Several of my favorites have already been mentioned: Deltron, Modest Mouse, Kid A, Shellac, Yo La Tengo, Songs: Ohia - The Lioness, Ghostface, Outkast, and QOTSA. Big yes to all of those especially YLT, Shellac, and Songs: Ohia.
At the time, my favorites were probably - 1. Kid A, 2. Bjork - Selmasongs, 3. Deltron, 4. PJ Harvey... something like that. I've hardly listened to that PJ harvey album since then, though. And I hated that Badly Drawn Boy album.
My favorite now:
Jackie-O Motherfucker -
Fig. 5(This is the reissue cover, not the original. Hard to find a decent-sized image of the original one now, but it's pretty similar.)
I didn't start listening to JOMF until 2002, a little after their album
Change came out. I ordered
Fig. 5 and its follow-up
Liberation directly from the now-defunct Road Cone label not long after downloading and really getting into
Change. This album,
Fig. 5 is arguably their defining work. They were lumped in with the New Weird America "movement" by Wire magazine along with bands like No-Neck Blues Band and Sunburned Hand of the Man. Sort of shambolic, junkyard, neo-jam-band stuff. But JOMF stands way above those other bands in my mind and fortunately they transcend that whole "scene". There's much more in the way of songs in their ambling compositions and improvisations. More soul, more melody, more grit, more drama, more payoff. This isn't for everybody, but I love it.

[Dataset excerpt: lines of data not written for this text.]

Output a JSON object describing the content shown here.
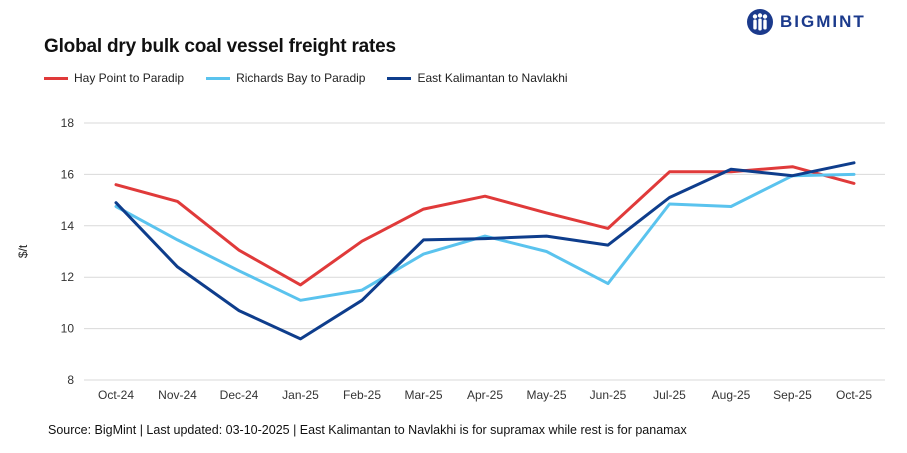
{
  "title": "Global dry bulk coal vessel freight rates",
  "brand": {
    "name": "BIGMINT",
    "color": "#1b3a8c",
    "icon": "bigmint-people-logo-icon"
  },
  "source": "Source: BigMint | Last updated: 03-10-2025 | East Kalimantan to Navlakhi is for supramax while rest is for panamax",
  "chart_data": {
    "type": "line",
    "title": "Global dry bulk coal vessel freight rates",
    "xlabel": "",
    "ylabel": "$/t",
    "ylim": [
      8,
      18
    ],
    "yticks": [
      "8",
      "10",
      "12",
      "14",
      "16",
      "18"
    ],
    "grid": true,
    "legend_position": "top-left",
    "categories": [
      "Oct-24",
      "Nov-24",
      "Dec-24",
      "Jan-25",
      "Feb-25",
      "Mar-25",
      "Apr-25",
      "May-25",
      "Jun-25",
      "Jul-25",
      "Aug-25",
      "Sep-25",
      "Oct-25"
    ],
    "series": [
      {
        "name": "Hay Point to Paradip",
        "color": "#e03a3a",
        "values": [
          15.6,
          14.95,
          13.05,
          11.7,
          13.4,
          14.65,
          15.15,
          14.5,
          13.9,
          16.1,
          16.1,
          16.3,
          15.65
        ]
      },
      {
        "name": "Richards Bay to Paradip",
        "color": "#5ac3ee",
        "values": [
          14.75,
          13.45,
          12.25,
          11.1,
          11.5,
          12.9,
          13.6,
          13.0,
          11.75,
          14.85,
          14.75,
          15.95,
          16.0
        ]
      },
      {
        "name": "East Kalimantan to Navlakhi",
        "color": "#0e3d8c",
        "values": [
          14.9,
          12.4,
          10.7,
          9.6,
          11.1,
          13.45,
          13.5,
          13.6,
          13.25,
          15.1,
          16.2,
          15.95,
          16.45
        ]
      }
    ]
  }
}
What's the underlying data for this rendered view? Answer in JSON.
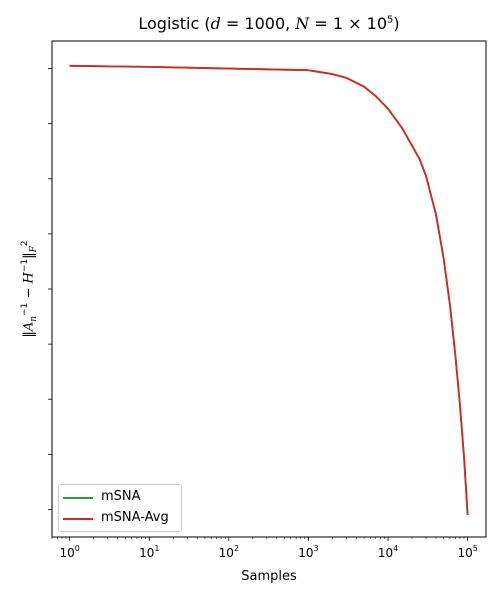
{
  "chart_data": {
    "type": "line",
    "title": "Logistic (d = 1000, N = 1 × 10^5)",
    "title_parts": {
      "prefix": "Logistic (",
      "d_var": "d",
      "d_val": " = 1000, ",
      "n_var": "N",
      "n_val": " = 1 × 10",
      "n_exp": "5",
      "suffix": ")"
    },
    "xlabel": "Samples",
    "ylabel": "‖A_n^{-1} − H^{-1}‖_F^2",
    "x_scale": "log",
    "xlim": [
      0.6,
      170000
    ],
    "y_scale": "linear",
    "y_ticklabels_shown": false,
    "xticks": [
      {
        "value": 1,
        "base": "10",
        "exp": "0"
      },
      {
        "value": 10,
        "base": "10",
        "exp": "1"
      },
      {
        "value": 100,
        "base": "10",
        "exp": "2"
      },
      {
        "value": 1000,
        "base": "10",
        "exp": "3"
      },
      {
        "value": 10000,
        "base": "10",
        "exp": "4"
      },
      {
        "value": 100000,
        "base": "10",
        "exp": "5"
      }
    ],
    "yticks": [
      0.05,
      0.15,
      0.25,
      0.35,
      0.45,
      0.55,
      0.65,
      0.75,
      0.85
    ],
    "ylim": [
      0,
      0.9
    ],
    "grid": false,
    "legend_position": "lower left",
    "series": [
      {
        "name": "mSNA",
        "color": "#2ca02c",
        "x": [
          1,
          10,
          100,
          1000,
          2000,
          3000,
          5000,
          7000,
          10000,
          15000,
          20000,
          25000,
          30000,
          40000,
          50000,
          60000,
          70000,
          80000,
          90000,
          100000
        ],
        "y": [
          0.855,
          0.853,
          0.85,
          0.847,
          0.84,
          0.833,
          0.817,
          0.8,
          0.777,
          0.742,
          0.71,
          0.685,
          0.655,
          0.585,
          0.505,
          0.42,
          0.33,
          0.24,
          0.145,
          0.04
        ]
      },
      {
        "name": "mSNA-Avg",
        "color": "#d62728",
        "x": [
          1,
          10,
          100,
          1000,
          2000,
          3000,
          5000,
          7000,
          10000,
          15000,
          20000,
          25000,
          30000,
          40000,
          50000,
          60000,
          70000,
          80000,
          90000,
          100000
        ],
        "y": [
          0.855,
          0.853,
          0.85,
          0.847,
          0.84,
          0.833,
          0.817,
          0.8,
          0.777,
          0.742,
          0.71,
          0.685,
          0.655,
          0.585,
          0.505,
          0.42,
          0.33,
          0.24,
          0.145,
          0.04
        ]
      }
    ]
  }
}
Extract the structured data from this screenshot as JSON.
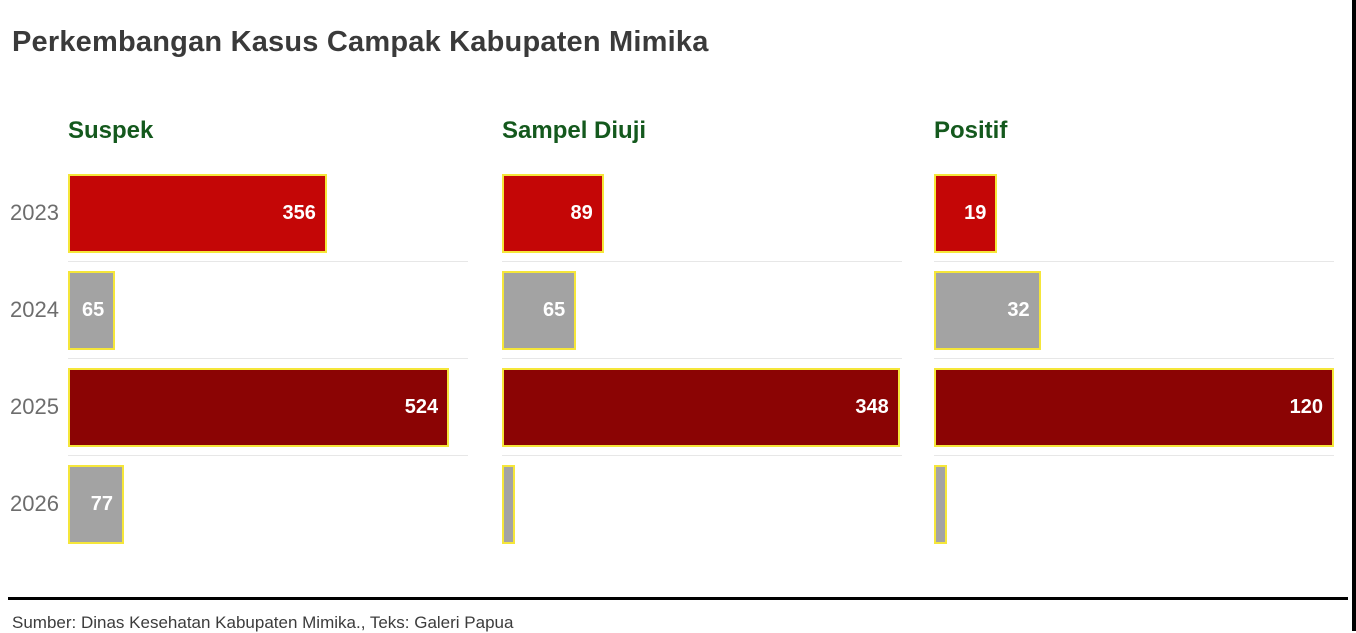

Others not yet mentioned (unless I messed them):
Godspeed You Black Emperor -
Lift Your Skinny Fists Like Antennas to HeavenDidn't think I'd be the first one to mention this. It seemed pretty huge at the time. I didn't really start listening to it until a few years later, but I certainly heard plenty about it when it came out. This is sort of taking the big cinematic, huge crescendo take on post-rock to its ultimate conclusion as far as I'm concerned. There's still some room for more melodic and immediately memorable stuff like Explosions in the Sky (and the other, completely different takes on "post-rock"), but most of the rest is rendered obsolete by this album.
Enon -
Believo!Super underrated album. I guess most people either prefer the poppier, later Enon stuff or the more manic Brainiac. This might be an unsatisfying middle ground for many, but for me it's the perfect medium. In a lot of ways it still sounds "cooler" than Brainiac to me, and while I like the more refined pop of Enon's following albums, I miss the wilder, darker side on display here.
The Microphones -
It Was Hot, We Stayed in the WaterThe precursor to their best album, it still has some excellent moments, mainly album centerpiece "The Glow" which is probably my single favorite thing Phil Elvrum (or however he spells it now) has done. A rough-hewn psychedelic mini-epic that foreshadows the sprawling full-on epic of
The Glow, Pt. 2.
Avey Tare & Panda Bear -
Spirit They're Gone, Spirit They've VanishedLater re-branded as an Animal Collective release and packaged along with
Danse Manatee, this really hints at all of the directions Animal Collective would head in over the following decade, all the way to
Merriweather Post Pavilion. It's considered one of their "noisier" releases, and it does have that in common with other early Animal Collective offerings. But the pop sensibilities of their more recent stuff is evident on tracks like "April and the Phantom" and "Chocolate Girl". Still one of my favorite things they've put out.
There's lots more I could post about, too. Great year.